Se trata de hacer fotos en espacios exteriores. Entrar en un garaje y disparar encuadrando un coche en su plaza de párking, la puerta de salida y un trozo de pared de la plaza vacía que está al lado. Luego salir afuera y fotografiar un grafitti mientras dos tipos lo están pintando. El tren, el mar, la playa, las calles que encuentro volviendo a La Celda. Luego las monto en una secuencia lógica y entonces viene lo más difícil porque voy a dibujar cada foto copiándolas del original.
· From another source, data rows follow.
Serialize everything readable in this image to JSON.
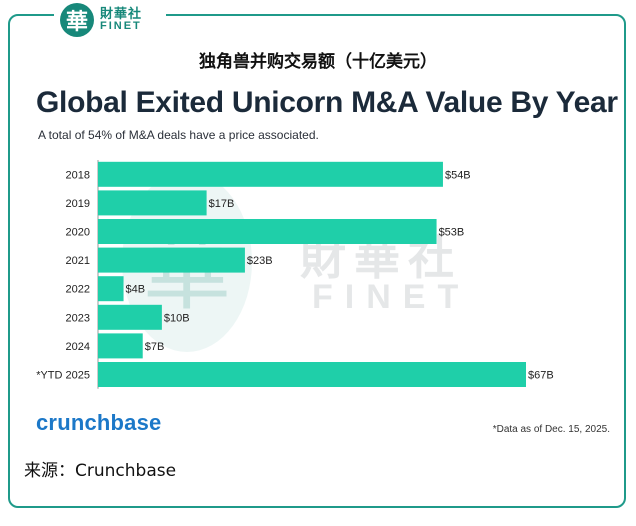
{
  "brand": {
    "seal_char": "華",
    "name_cn": "財華社",
    "name_en": "FINET"
  },
  "header": {
    "cn_title": "独角兽并购交易额（十亿美元）"
  },
  "chart_data": {
    "type": "bar",
    "orientation": "horizontal",
    "title": "Global Exited Unicorn M&A Value By Year",
    "subtitle": "A total of 54% of M&A deals have a price associated.",
    "categories": [
      "2018",
      "2019",
      "2020",
      "2021",
      "2022",
      "2023",
      "2024",
      "*YTD 2025"
    ],
    "values": [
      54,
      17,
      53,
      23,
      4,
      10,
      7,
      67
    ],
    "data_labels": [
      "$54B",
      "$17B",
      "$53B",
      "$23B",
      "$4B",
      "$10B",
      "$7B",
      "$67B"
    ],
    "unit": "$B",
    "xlim": [
      0,
      67
    ],
    "grid": false,
    "legend": "none",
    "bar_color": "#1fcfa9"
  },
  "footer": {
    "logo_text": "crunchbase",
    "note": "*Data as of Dec. 15, 2025.",
    "source": "来源：Crunchbase"
  },
  "watermark": {
    "seal_char": "華",
    "cn": "財華社",
    "en": "FINET"
  },
  "colors": {
    "accent": "#17887a",
    "bar": "#1fcfa9",
    "crunchbase": "#1c78c8"
  }
}
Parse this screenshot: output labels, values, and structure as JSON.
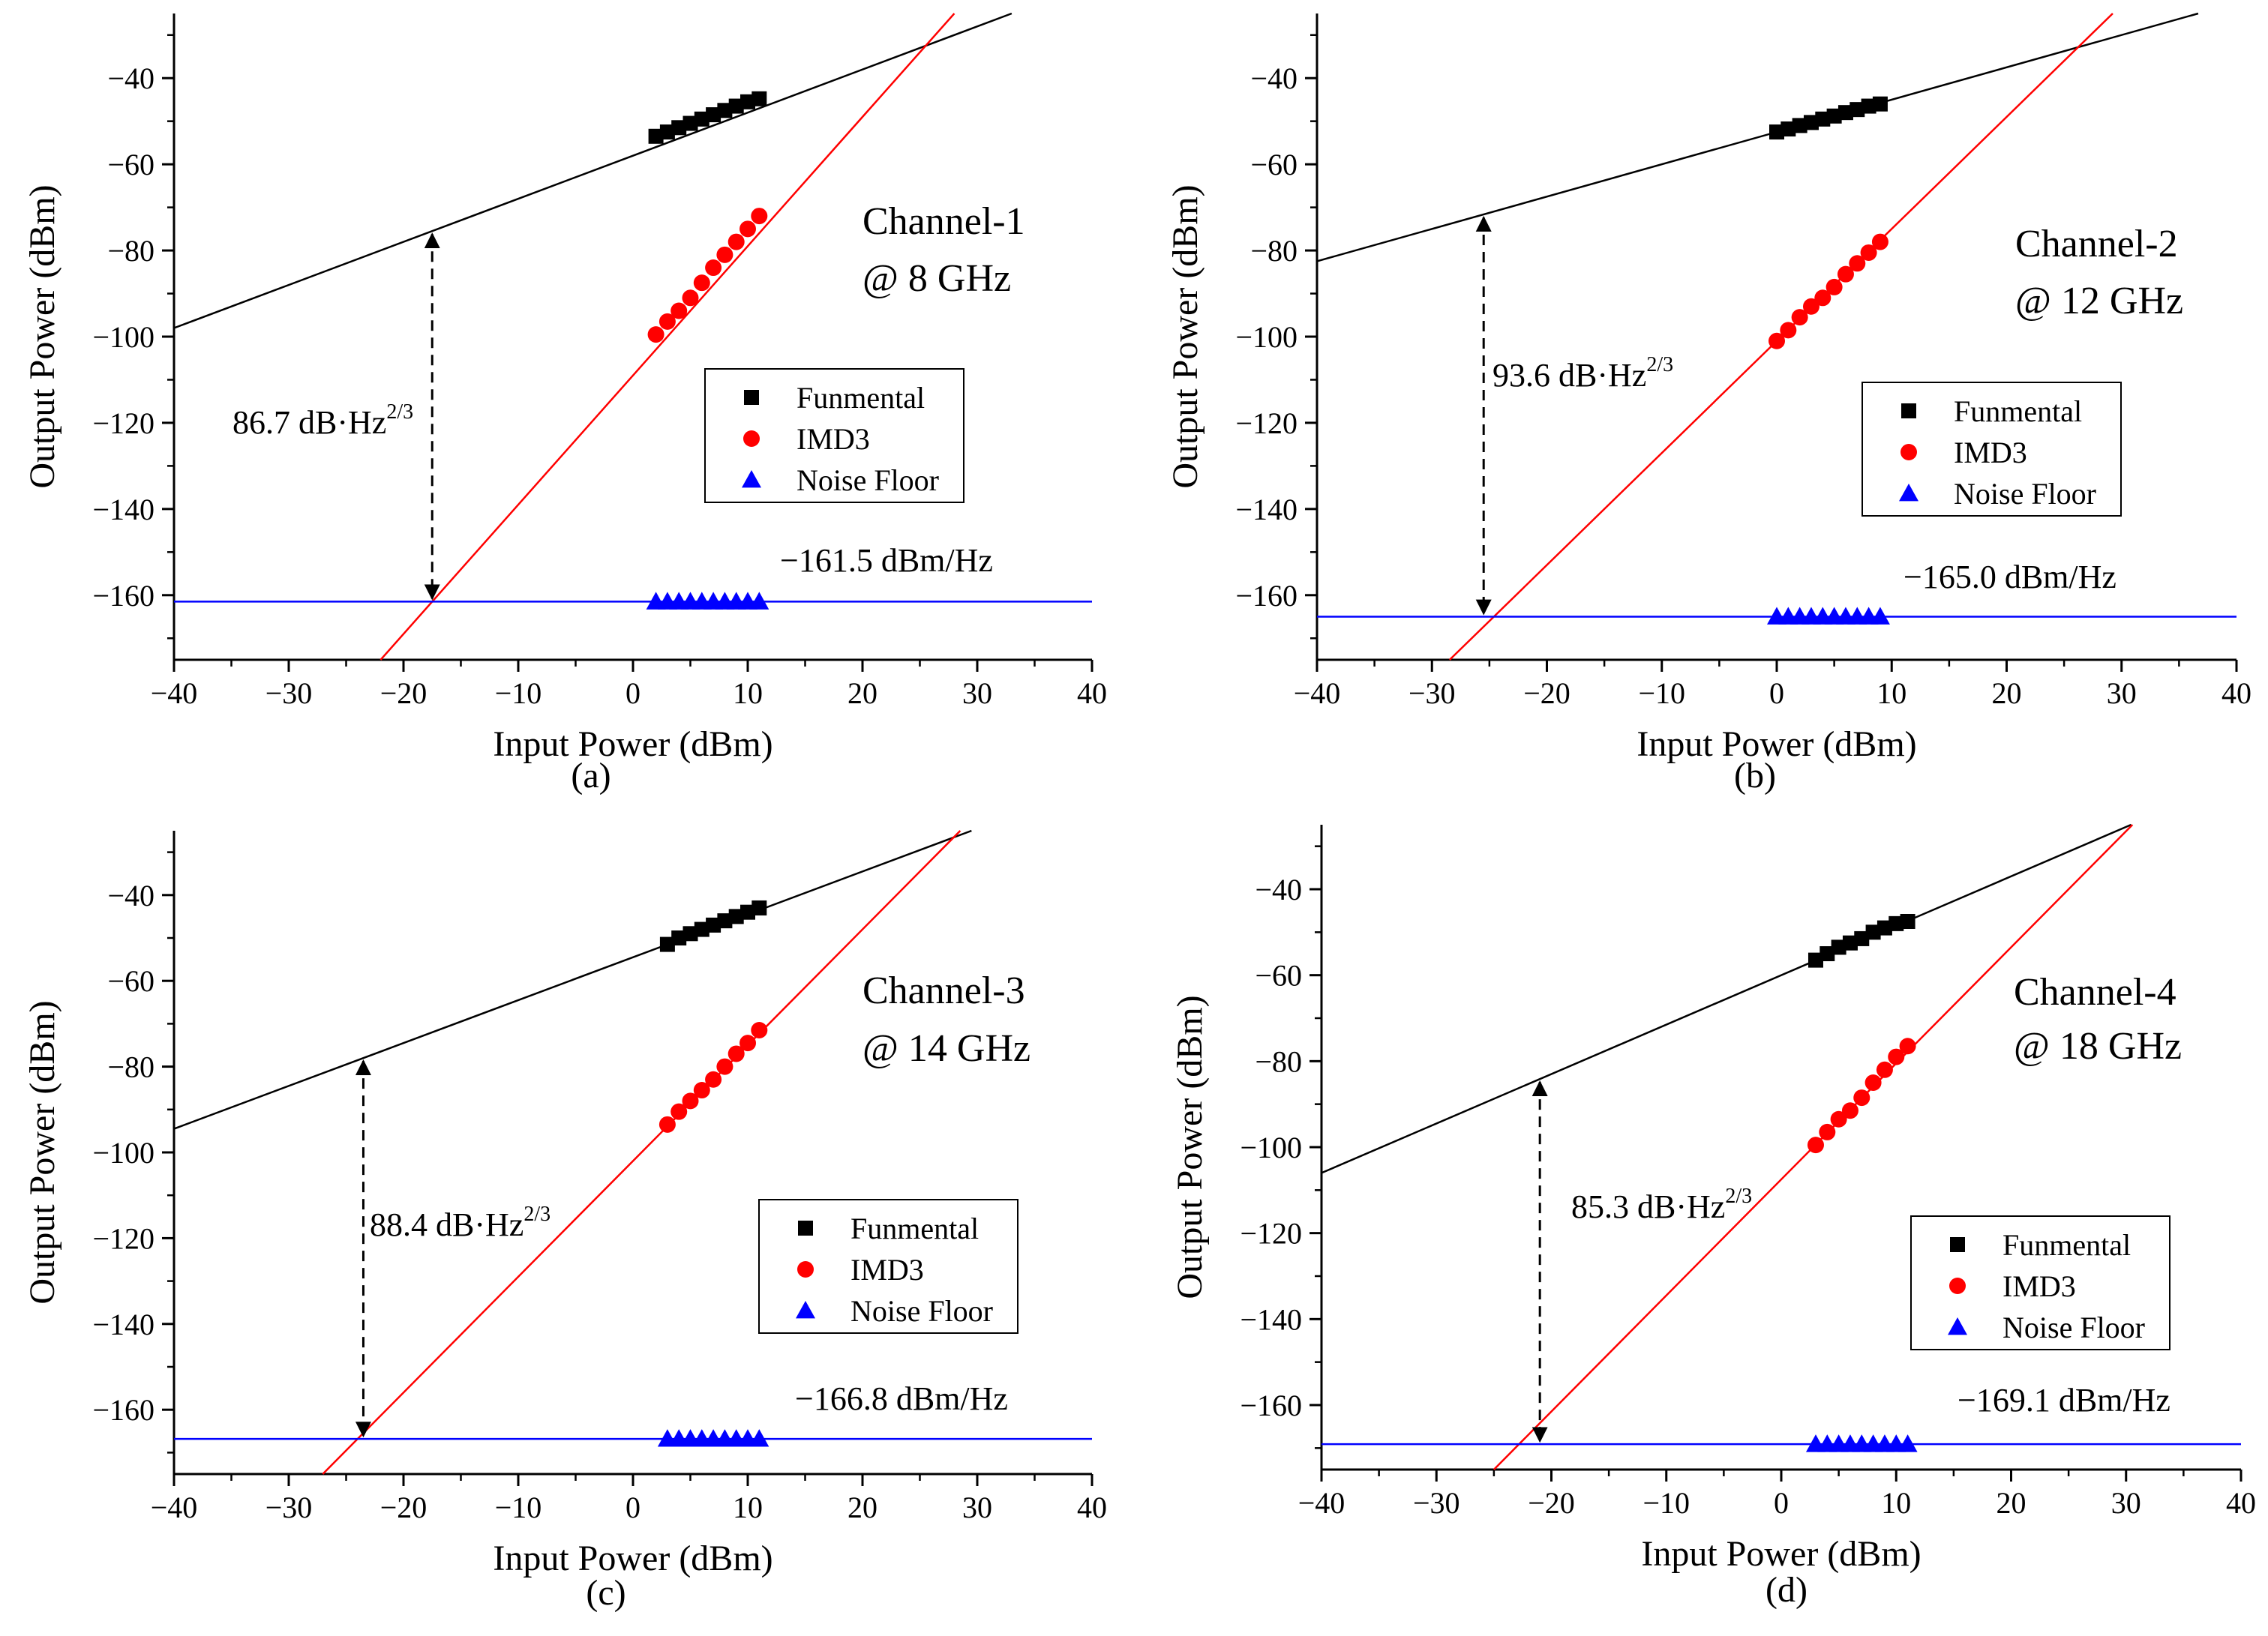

Y yo no tengo ni idea de dibujar. No dibujo desde primaria. Pero no hace falta ser un pintor del Renacimiento para lo que pretendo. Es cuestión de ponerse.
En el lavabo de La Santa me encuentro con un tipo joven pelirrojo y barbudo que se dirige hacia mí en catalán mientras fumo un poco de maría alejado de las miradas curiosas. El tipo está sentado en el hueco de la ventana que da al patio sin parar de hablar con acento extranjero. Yo sólo digo algo de vez en cuando para seguirle la corriente y que siga hablando a ver si consigo descubrir de dónde viene ese acento tan raro porque por lo demás el tipo habla un catalán perfecto. Debe de ser del norte o más bien del este de Europa. La gente del este suele aprender rápido nuestros idiomas. Al final le pregunto de dónde es. Me responde que de aquí y me pide una calada.
Voy a cenar en el piso de arriba de una cabaña de madera. Somos cuatro para cenar pero la mesa es enorme, con espacio para muchos más. Pero es porque hay muchos más invitados. Lo que pasa es que no se ven. Van subiendo en un goteo incesante envueltos en una luz de color, algunos azul, otros verde, amarillo, rojo. Se saludan, caminan por la estancia, se sientan a nuestro lado, hablan y se ríen pero parece que solo yo los estoy viendo. Aunque me cuesta de creer ya no me sorprendo.